I've picked up the same sets, good stuff.

Great review, BTW. Oddly, the ATs in my box 2 came in resin, rather than plastic.

Sumatran Rat Monkey03 Sep 2008 4:21 p.m. PST

am I misjudging the size here, or do they actually look like they could work well in 28-30mm as power armor, cyborg, and/or man-sized android troopers, as well?

- Monk

wolvermonkey03 Sep 2008 9:52 p.m. PST

Votoms are cool in any scale. Nice painting on there too.

ROUWetPatchBehindTheSofa04 Sep 2008 1:34 a.m. PST

@ Monk,
Bit small, slightly out of proportion and somewhat stiff looking for PA in 25-30mm IMO. Would do well for man-sized'ish robots/androids/total body conversion cyborgs etc though – they look ok next to a rogue trader-era SMurf.

ROUWetPatchBehindTheSofa04 Sep 2008 1:36 a.m. PST

For scale on the painted figures, their bases are 25mm square.
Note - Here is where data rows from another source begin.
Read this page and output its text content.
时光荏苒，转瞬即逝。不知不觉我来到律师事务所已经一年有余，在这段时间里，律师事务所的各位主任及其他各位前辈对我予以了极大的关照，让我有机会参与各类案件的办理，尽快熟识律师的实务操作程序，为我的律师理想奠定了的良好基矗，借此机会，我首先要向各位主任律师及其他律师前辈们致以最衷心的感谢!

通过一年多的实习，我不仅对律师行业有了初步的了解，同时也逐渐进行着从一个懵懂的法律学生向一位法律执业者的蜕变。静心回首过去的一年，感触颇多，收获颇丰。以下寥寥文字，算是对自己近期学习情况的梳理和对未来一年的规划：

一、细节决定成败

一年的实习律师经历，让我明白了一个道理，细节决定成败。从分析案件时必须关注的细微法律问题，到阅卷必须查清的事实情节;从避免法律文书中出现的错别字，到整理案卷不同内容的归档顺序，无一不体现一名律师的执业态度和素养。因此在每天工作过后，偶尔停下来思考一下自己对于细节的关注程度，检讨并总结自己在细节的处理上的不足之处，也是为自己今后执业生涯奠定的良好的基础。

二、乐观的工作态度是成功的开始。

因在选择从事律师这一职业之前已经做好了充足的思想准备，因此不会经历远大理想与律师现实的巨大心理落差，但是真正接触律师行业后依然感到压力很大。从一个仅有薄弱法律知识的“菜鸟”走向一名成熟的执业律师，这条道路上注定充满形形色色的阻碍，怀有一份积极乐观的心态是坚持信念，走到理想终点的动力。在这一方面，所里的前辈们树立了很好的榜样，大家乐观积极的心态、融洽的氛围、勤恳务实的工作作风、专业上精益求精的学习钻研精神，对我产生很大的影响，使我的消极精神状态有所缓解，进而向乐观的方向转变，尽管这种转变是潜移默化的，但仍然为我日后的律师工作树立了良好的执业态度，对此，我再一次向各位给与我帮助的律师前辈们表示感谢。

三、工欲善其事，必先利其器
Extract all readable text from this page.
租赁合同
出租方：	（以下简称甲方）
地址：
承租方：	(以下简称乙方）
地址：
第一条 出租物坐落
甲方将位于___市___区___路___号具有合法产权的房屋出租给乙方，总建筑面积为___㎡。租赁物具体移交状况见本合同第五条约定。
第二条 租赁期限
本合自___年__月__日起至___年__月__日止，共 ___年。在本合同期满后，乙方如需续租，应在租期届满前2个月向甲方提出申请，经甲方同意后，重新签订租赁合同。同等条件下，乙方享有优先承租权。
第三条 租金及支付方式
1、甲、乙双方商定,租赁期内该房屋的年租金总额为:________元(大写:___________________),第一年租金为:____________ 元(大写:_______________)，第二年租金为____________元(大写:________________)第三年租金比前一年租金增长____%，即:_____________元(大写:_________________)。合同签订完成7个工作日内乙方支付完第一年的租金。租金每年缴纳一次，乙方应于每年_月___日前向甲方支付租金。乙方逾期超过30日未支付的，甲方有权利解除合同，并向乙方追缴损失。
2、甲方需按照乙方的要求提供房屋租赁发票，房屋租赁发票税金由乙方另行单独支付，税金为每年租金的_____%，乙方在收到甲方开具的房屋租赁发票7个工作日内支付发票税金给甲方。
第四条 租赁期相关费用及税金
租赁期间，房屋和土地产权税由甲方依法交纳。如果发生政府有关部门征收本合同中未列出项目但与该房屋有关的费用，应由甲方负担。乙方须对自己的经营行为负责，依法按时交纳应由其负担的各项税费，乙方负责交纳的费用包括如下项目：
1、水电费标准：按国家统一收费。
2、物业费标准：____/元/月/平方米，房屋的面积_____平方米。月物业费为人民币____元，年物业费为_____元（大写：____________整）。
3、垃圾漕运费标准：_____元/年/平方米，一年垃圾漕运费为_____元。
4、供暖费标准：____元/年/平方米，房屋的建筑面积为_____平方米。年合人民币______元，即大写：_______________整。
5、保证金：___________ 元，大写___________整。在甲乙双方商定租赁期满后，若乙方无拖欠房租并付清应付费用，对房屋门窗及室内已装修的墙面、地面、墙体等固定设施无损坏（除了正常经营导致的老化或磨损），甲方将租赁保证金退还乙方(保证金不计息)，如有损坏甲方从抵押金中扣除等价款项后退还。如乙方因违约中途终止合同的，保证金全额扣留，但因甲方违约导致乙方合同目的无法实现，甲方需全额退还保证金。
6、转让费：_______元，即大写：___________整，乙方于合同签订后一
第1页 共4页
Sumatran Rat Monkey04 Sep 2008 1:01 p.m. PST

Ah, okay- thanks for the clarification.

I'd forgotten that the RoboTech-looking 'bot from Em-4 was actually a bit smaller than the other bipedal one, and was using that as a judge for scale.

Still, if they're reasonable, they might work for my purposes (I'm a compulsive convertor, and see everything as parts as much as I see it as a figure).